The radio program was canceled in 1961, after nine seasons. The TV version underwent major changes at the same time: with season 7 (1961-1962), they expanded to a full hour. This meant the stories were no longer as tight, and in the eyes of many, no longer as dramatic and affecting. More emphasis was put on the guest-star-of-the-week, and gradually some of the show's hard edge wore off. The stories no longer tended to be as dark and somber as they had been in the first several years. Another notable change: Marshal Dillon no longer moped around the graveyard as much. During the half-hour era, many episodes started with a voice-over monologue by the marshal as he wandered through Boot Hill. We learned more about Matt's internal life and thought process in these scenes, probably, than in the rest of the series put together. Turns out Matt was cynical, and even bitter at times. He seemed to hate his job, and the necessity of killing so many people and dealing so much with the ugly side of human nature. He also had a pretty low opinion of the riff-raff with which he was forced to fill up the cemetery. Of course, those monologues added to the hardboiled atmosphere and helped set the dark tone for the stories. If one were to view the series from the inside out, as a progression of stories instead of a TV production subject to external forces, I think it would be safe to assume that the fact Matt quit going to the graveyard and agonizing so much over his part in filling it indicated he had either found internal peace and accepted his role, or that he gradually became more hardened to it.

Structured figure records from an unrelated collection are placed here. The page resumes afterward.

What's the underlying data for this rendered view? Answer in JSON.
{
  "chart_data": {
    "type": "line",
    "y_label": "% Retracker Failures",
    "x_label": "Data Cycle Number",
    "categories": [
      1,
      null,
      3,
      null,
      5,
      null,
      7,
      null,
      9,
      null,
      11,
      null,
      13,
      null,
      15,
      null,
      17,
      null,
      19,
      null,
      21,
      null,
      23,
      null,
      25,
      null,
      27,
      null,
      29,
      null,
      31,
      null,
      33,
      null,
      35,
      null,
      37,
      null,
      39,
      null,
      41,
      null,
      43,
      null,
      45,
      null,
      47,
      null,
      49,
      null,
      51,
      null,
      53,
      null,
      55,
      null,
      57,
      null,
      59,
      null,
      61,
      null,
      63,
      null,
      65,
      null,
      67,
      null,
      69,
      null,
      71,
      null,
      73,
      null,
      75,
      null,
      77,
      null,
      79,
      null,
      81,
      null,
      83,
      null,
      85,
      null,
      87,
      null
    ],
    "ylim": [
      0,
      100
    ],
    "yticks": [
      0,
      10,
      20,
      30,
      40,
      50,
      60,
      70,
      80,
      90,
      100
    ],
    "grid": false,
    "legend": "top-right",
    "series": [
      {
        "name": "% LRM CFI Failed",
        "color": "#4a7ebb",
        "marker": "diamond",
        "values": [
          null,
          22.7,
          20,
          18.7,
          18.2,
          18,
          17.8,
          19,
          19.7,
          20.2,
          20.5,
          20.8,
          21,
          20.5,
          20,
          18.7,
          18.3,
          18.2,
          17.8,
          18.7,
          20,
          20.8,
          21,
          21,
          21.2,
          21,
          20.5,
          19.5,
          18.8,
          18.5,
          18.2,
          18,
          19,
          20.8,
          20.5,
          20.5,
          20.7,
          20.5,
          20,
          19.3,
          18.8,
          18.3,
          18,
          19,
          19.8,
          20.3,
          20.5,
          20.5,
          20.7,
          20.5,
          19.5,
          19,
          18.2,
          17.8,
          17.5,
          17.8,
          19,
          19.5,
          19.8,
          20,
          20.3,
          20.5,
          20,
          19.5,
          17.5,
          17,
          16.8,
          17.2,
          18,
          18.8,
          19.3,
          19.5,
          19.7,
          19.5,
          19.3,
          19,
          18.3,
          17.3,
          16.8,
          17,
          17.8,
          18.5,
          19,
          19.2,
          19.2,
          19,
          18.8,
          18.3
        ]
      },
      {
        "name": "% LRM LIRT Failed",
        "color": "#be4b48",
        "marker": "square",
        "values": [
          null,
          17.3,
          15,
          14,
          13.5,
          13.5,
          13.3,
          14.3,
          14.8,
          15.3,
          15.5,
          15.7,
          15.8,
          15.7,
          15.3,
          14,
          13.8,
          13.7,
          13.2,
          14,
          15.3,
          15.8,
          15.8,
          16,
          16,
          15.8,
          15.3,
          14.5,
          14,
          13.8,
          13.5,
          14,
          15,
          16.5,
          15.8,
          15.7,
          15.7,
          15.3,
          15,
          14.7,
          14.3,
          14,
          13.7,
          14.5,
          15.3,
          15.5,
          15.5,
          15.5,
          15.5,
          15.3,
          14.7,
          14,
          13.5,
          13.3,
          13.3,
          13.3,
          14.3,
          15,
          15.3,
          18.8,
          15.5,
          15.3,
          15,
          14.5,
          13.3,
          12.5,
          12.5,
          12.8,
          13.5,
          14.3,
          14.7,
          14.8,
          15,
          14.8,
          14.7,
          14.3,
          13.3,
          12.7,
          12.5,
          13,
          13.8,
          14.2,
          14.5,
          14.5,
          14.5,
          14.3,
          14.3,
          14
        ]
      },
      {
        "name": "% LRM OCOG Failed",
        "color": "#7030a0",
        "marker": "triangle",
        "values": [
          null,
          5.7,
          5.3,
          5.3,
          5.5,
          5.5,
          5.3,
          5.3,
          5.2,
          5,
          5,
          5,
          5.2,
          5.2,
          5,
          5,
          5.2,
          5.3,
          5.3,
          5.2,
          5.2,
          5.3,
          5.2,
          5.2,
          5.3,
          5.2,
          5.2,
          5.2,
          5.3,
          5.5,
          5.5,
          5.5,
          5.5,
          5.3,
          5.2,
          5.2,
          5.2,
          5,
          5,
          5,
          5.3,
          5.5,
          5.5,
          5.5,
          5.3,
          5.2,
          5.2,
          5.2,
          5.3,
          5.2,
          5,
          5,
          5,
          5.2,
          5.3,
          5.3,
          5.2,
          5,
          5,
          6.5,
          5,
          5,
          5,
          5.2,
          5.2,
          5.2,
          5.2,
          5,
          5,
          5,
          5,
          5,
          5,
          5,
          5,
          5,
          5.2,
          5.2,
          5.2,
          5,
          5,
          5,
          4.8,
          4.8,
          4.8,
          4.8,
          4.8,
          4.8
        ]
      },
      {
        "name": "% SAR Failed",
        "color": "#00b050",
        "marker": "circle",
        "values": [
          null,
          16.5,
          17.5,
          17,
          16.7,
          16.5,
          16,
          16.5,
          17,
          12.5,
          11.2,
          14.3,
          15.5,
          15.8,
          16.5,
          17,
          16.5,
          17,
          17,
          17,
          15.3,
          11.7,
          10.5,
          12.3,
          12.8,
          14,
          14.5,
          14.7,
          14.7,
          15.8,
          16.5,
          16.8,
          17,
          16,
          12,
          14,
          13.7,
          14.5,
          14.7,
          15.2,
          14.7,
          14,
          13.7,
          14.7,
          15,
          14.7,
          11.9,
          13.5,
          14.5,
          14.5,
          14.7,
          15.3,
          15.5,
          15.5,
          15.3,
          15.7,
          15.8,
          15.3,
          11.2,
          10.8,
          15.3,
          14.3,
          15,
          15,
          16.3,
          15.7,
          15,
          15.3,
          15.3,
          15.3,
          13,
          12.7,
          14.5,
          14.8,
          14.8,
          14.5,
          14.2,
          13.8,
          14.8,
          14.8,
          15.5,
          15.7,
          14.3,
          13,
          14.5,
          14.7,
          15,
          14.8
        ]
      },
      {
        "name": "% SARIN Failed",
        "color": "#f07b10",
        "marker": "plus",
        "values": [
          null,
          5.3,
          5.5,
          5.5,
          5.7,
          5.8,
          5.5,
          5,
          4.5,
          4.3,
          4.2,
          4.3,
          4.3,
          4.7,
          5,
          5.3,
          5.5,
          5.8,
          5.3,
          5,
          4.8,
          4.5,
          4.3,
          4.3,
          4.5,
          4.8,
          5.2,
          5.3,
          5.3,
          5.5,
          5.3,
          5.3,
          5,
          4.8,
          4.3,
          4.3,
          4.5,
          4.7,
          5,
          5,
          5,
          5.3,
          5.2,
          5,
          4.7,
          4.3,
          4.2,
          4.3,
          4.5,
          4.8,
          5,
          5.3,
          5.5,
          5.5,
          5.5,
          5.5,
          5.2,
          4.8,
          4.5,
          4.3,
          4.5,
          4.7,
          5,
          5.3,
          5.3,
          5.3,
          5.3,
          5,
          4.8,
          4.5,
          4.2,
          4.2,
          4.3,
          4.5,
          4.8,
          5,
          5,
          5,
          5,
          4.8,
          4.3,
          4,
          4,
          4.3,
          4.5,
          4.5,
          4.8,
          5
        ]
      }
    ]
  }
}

In all, Meston wrote 183 of the radio episodes (out of 413). He went on to write 196 (of 635) TV episodes. That is 44% of the radio shows (mostly in the first four seasons) and nearly a third of the television episodes... plus 64 more that were adapted by someone else from his original radio stories. The very first episode of the TV show ("Matt Gets It") was a Charles Marquis Warren adaptation of a Meston radio script; the last episode of season ten was the final original teleplay by Meston ("He Who Steals," which centered on Festus). The first half of the show's 20-year run, and the entire Chester era, bore the heavy mark of Meston, who died in 1979. Norman MacDonnell, who also left Gunsmoke in 1965, passed away in 1979 just a few months after Meston.